The Highland Park 21
the 50 ml they left out of the big bottle
Tasting notes:
The Highland Park 21 smells like a Provence cottage’s kitchen in which a nearsighted adolescent aspiring chef misread Nana’s recipe, and mistakenly used prime rib, venison, and plums rather than stew meat and plum tomatoes, and then slow-cooked them with fennel, pine needles, sequoia bark, moonstone, and Miss America’s tiara. It’s recaramelized cotton candy waved under my nose (and winged feet) as Mercury speeds by, tossing me a complicitous wink.
On the mouth, a tapestry woven from slippery elm and hemp, interwoven with platinum threads. A perfectly ripe cantaloupe sectioned into a copper bowl, liberally aerated by the breath of non-martyred saints. It’s a tesseract mosaic embedded in five dimensions, whose axes are sherry, bourbon, the tears of women crying at Avatar, Lite-Brite™, and sherry. (Yes, there’s a Euclidean sherry hyperplane fruitlessly—no pun intended—endeavoring to bisect 5-space.)

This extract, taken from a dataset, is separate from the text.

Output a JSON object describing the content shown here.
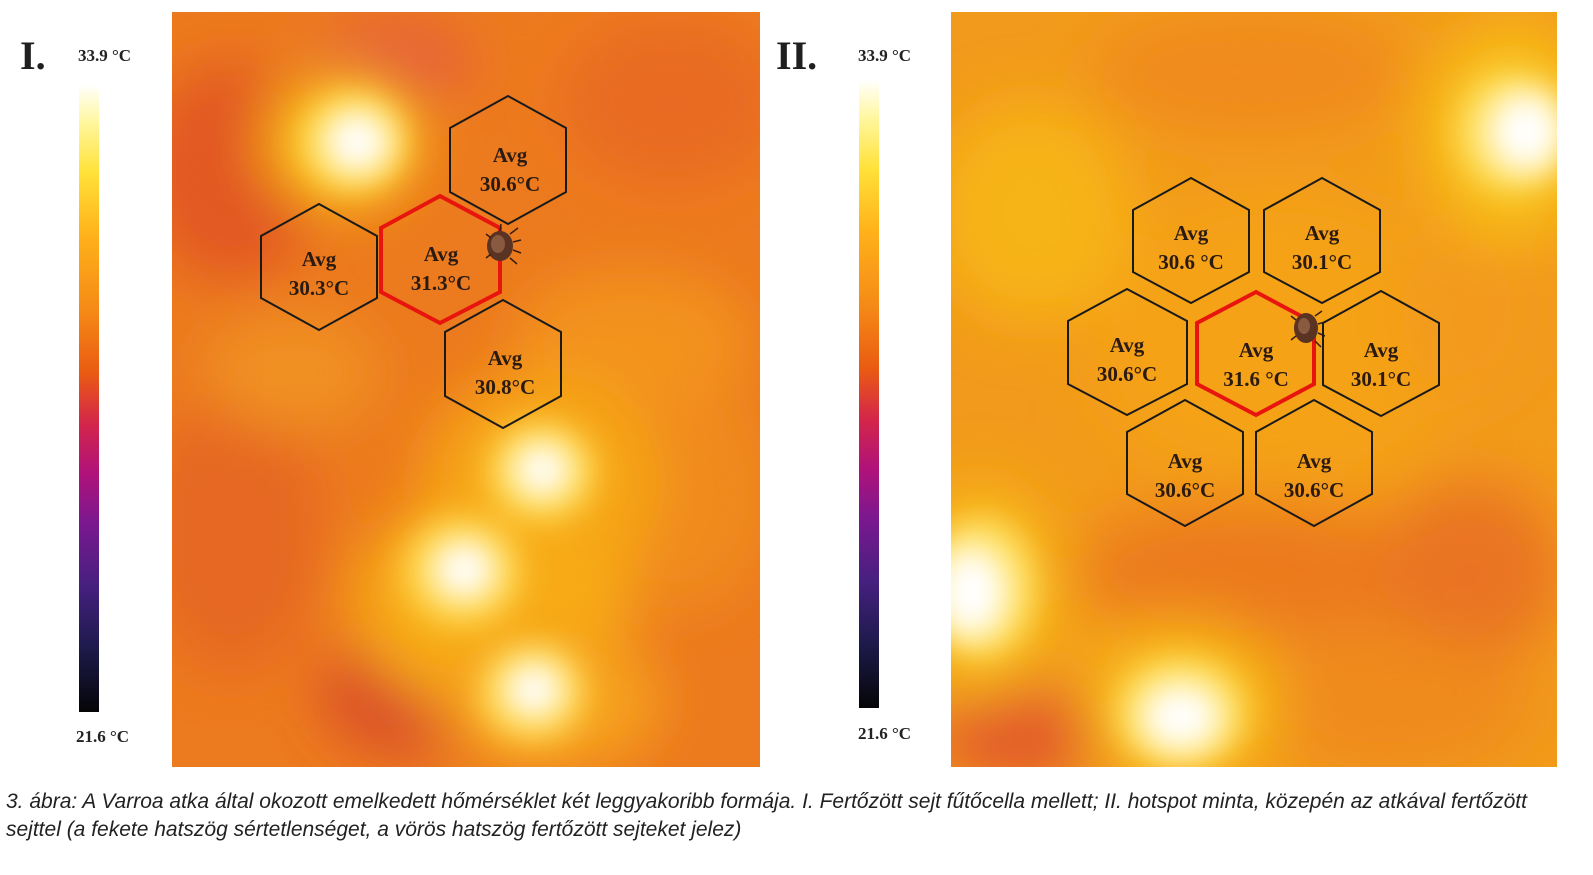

Going down the rabbit’s hole: Baked apples with cinnamon, kirschwasser Molotov cocktail, and the feeling of burgeoning cavities suddenly receding to the sound of the cavalry’s retreat. The ambition to become a fully actualized human sheds all shreds of pretension, and my chakras blossom like little girls squealing with delight as Miley Ray Cyrus walks among them.
Rating:
The Highland Park 21 is yelling Blackjack!–There’s the mounting excitement when first you’re dealt an ace, and then when royalty follows, you shout “Blackjack!” (hopefully not like a n00b) before coolly and calmly collecting your tumbled towers of tokens into your Prada man bag preparatory to cashing out.